The problem was going to be Brand, who had begun making a case after court. Even though the card was real, he said, there was no way to prove Rusty wasn't the one who had created it last September. It was on his computer, after all. He had planned to kill Barbara, hoping it would be taken as a death by natural causes, but if anybody saw through that, Sabich would haul out this suicide/frame-up stuff in stages.
And given the realities, Jimmy might even be right. After all, who killed herself to set up somebody else? But Tommy had made the essential point to Brand a long time ago: Rusty Sabich was too smart, and too wary of Tommy, to kill his wife, except in a way that would virtually prohibit conviction. Even if Sabich had orchestrated it all this way, he had the better argument. Could he have planted that card and left his prints on the phenelzine or the Web searches on his computer? Tommy and Brand were screwed. If they tried to account for the new evidence, they would be stuck trying to add a third floor to their theory, when they'd already built the house and taken the jury on a tour. Sure, if they had been allowed to prove that Rusty already got away with killing one woman, then the jurors might believe he'd schemed so elaborately to murder another. But Yee was not going back on those rulings at this stage. And as far as the record was concerned, it was Barbara, not Rusty, who was the computer geek and knew how to seed that card in September to bloom at year end.

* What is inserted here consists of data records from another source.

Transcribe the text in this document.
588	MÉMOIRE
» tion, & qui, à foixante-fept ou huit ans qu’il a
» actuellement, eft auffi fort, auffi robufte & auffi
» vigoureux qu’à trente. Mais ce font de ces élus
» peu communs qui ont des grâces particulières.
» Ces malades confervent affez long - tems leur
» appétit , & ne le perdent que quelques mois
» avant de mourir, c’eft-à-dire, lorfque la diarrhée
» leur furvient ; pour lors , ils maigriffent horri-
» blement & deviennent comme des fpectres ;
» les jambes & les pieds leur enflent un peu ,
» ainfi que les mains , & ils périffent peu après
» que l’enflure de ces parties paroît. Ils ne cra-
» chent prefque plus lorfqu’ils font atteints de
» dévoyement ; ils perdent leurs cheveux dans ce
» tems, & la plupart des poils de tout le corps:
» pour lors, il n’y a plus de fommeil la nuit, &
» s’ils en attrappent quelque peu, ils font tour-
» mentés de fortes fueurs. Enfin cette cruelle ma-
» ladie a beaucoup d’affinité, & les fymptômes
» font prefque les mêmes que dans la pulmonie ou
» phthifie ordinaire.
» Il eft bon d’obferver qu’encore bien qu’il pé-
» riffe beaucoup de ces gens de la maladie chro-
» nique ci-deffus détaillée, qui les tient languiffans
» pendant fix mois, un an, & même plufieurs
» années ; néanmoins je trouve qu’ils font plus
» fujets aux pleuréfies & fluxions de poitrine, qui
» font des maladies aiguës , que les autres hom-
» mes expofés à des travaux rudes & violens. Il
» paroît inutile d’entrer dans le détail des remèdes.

If the PAs hung tough on their case, then Yee would probably dismiss them out. You could see that on the judge's face yesterday. They could try now to persuade him to let the case go to verdict, arguing that it was the jury's right exclusively to decide what witnesses to believe. But Yee would never buy that. The issue wasn't credibility. The prosecutors' evidence provided no way to conclude beyond a reasonable doubt that this was murder rather than suicide. It was a null set, as the math guys say-the proof came to nothing.
So they were where they were. If they stood down on the case now, they would be good guys who just did their jobs and followed the evidence where it seemed to lead. If they pressed on, as Brand would want, they would be embittered crusaders who couldn't face the truth.
By now, having again thought through everything he had pondered the night before, Tommy had arrived in the marble lobby of the old County Building, acknowledging the familiar faces arriving to start the workday. Nobody came over to chat, which was a sign of how deeply the news coverage last night before had cut. Goldy, the elevator operator, who'd looked old when Tommy started here thirty years ago, took him up and he passed through the office door.